# Overlapping ranges with priority

A few years ago, Alberto Dell’Era blogged about product prices with overlapping date ranges; “on an overlapping range, the strongest priority (lower number) wins.” His analysis, explanation and solution are all excellent. I’m revisiting the subject to suggest a few improvements (and mention `MATCH_RECOGNIZE` yet again).
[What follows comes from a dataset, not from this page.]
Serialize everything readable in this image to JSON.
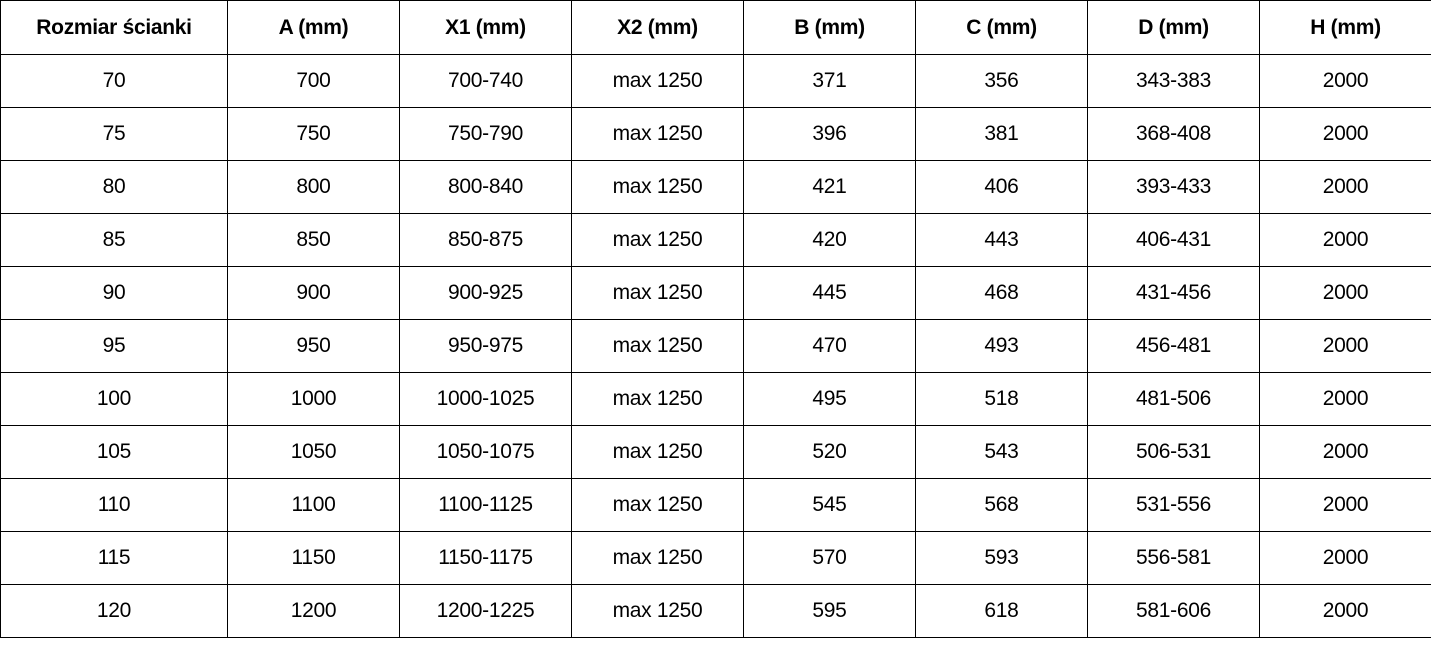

To explain more easily, Alberto uses letters (a,b,c,d,e) instead of dates, and in the code he changes the letters to numbers using the `ascii()` function. (The logic is the same, whether the ranges are dates or something else.) He uses the term `sku` as a product identifier. “Prices of skus (i.e. goods) have validity ranges and can overlap; on an overlapping range, the strongest priority (lower number) wins.” Sample input:

b______(0,\$200)_______d
b__________c______(1,\$300)_______e

Notice that d and e are not colored, because they are not included in the range. Since priority 0 is stronger than 1, the expected output is:

b_______(\$200)________d
b__________c__________d__(\$300)__e

#### The Algorithm

Step Expected Output
1) Get distinct start and end points b,c,d,e
2) Create non-overlapping base ranges (Alberto has a `not null` end point, but in general nulls may be useful.) b__________c
b__________c__________d
b__________c__________d__________e
b__________c__________d__________e_(null)
3) Assign price/priority to base ranges b_(0,\$200)_c
b__________c_(0,\$200)_d
b__________c_(1,\$300)_d
b__________c__________d_(1,\$300)_e
4) For each base range, keep highest priority b__(\$200)__c
b__________c__(\$200)__d
b__________c__________d__(\$300)__e
5) Merge consecutive ranges with same price b_______(\$200)________d
b__________c__________d__(\$300)__e

#### 1) Get distinct start and end points

Alberto uses UNION to get the start points, then the end points.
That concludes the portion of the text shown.